Currently, there are already four reserves with over 32,510 m² of protected green areas. These reserves are municipal conservation units and are among the protected areas in the country.
As a spin-off from this initiative, in 2012, the Association of Protectors of Private Green Areas of Curitiba and Metropolitan Region was officially established for the purpose of protecting, preserving and valuing the areas with relevant native vegetation in Curitiba and its Metropolitan Region.
Social validation of the proposals take places in public hearings held by way of participant processes, dreaming the desired future and establishing a regime of co-responsibility between public authorities and the community. This commitment is reflected in small daily activity attitudes displayed by the inhabitants of the city.
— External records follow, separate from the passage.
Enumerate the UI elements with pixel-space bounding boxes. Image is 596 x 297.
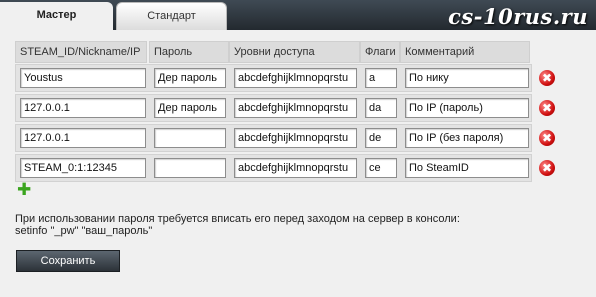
header-flags: Флаги bbox=[360, 41, 400, 63]
steam-id-input[interactable]: Youstus bbox=[20, 68, 146, 88]
flags-input[interactable]: ce bbox=[365, 158, 397, 178]
delete-x-icon[interactable]: ✖ bbox=[539, 100, 555, 116]
password-input[interactable] bbox=[154, 158, 226, 178]
comment-input[interactable]: По IP (без пароля) bbox=[405, 128, 529, 148]
delete-x-icon[interactable]: ✖ bbox=[539, 130, 555, 146]
hint-line-1: При использовании пароля требуется вписа… bbox=[15, 213, 460, 225]
hint-line-2: setinfo "_pw" "ваш_пароль" bbox=[15, 225, 153, 237]
comment-input[interactable]: По нику bbox=[405, 68, 529, 88]
tab-standard[interactable]: Стандарт bbox=[116, 2, 227, 30]
add-plus-icon[interactable]: ✚ bbox=[17, 182, 31, 199]
access-input[interactable]: abcdefghijklmnopqrstu bbox=[234, 68, 357, 88]
header-steam-id: STEAM_ID/Nickname/IP bbox=[15, 41, 147, 63]
access-input[interactable]: abcdefghijklmnopqrstu bbox=[234, 158, 357, 178]
site-watermark: cs-10rus.ru bbox=[448, 4, 588, 29]
delete-x-icon[interactable]: ✖ bbox=[539, 70, 555, 86]
table-row: STEAM_0:1:12345 abcdefghijklmnopqrstu ce… bbox=[15, 154, 532, 182]
save-button[interactable]: Сохранить bbox=[16, 250, 120, 272]
password-input[interactable]: Дер пароль bbox=[154, 98, 226, 118]
password-input[interactable]: Дер пароль bbox=[154, 68, 226, 88]
access-input[interactable]: abcdefghijklmnopqrstu bbox=[234, 128, 357, 148]
steam-id-input[interactable]: 127.0.0.1 bbox=[20, 128, 146, 148]
header-password: Пароль bbox=[149, 41, 229, 63]
table-row: Youstus Дер пароль abcdefghijklmnopqrstu… bbox=[15, 64, 532, 92]
table-row: 127.0.0.1 abcdefghijklmnopqrstu de По IP… bbox=[15, 124, 532, 152]
table-row: 127.0.0.1 Дер пароль abcdefghijklmnopqrs… bbox=[15, 94, 532, 122]
password-hint: При использовании пароля требуется вписа… bbox=[15, 213, 460, 237]
delete-x-icon[interactable]: ✖ bbox=[539, 160, 555, 176]
steam-id-input[interactable]: 127.0.0.1 bbox=[20, 98, 146, 118]
password-input[interactable] bbox=[154, 128, 226, 148]
steam-id-input[interactable]: STEAM_0:1:12345 bbox=[20, 158, 146, 178]
flags-input[interactable]: de bbox=[365, 128, 397, 148]
tab-master[interactable]: Мастер bbox=[0, 2, 113, 30]
flags-input[interactable]: da bbox=[365, 98, 397, 118]
comment-input[interactable]: По SteamID bbox=[405, 158, 529, 178]
header-comment: Комментарий bbox=[400, 41, 530, 63]
access-input[interactable]: abcdefghijklmnopqrstu bbox=[234, 98, 357, 118]
comment-input[interactable]: По IP (пароль) bbox=[405, 98, 529, 118]
header-access: Уровни доступа bbox=[229, 41, 360, 63]
flags-input[interactable]: a bbox=[365, 68, 397, 88]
Curitiba believes that it is necessary to invest more than in remediation of environmental problems. Access to information by the community and transparency of purpose consolidate the construction of a culture of sustainability based on values like solidarity and cooperation.
Environmental Education has contributed to establish dialog as principle in sustainability revealing that the steps adopted to date have effectively addressed needs of the present without forgetting the potential for the future, because we believe that the city is a privilege space for undertaking, at a local level, changes desired in a planetary scale.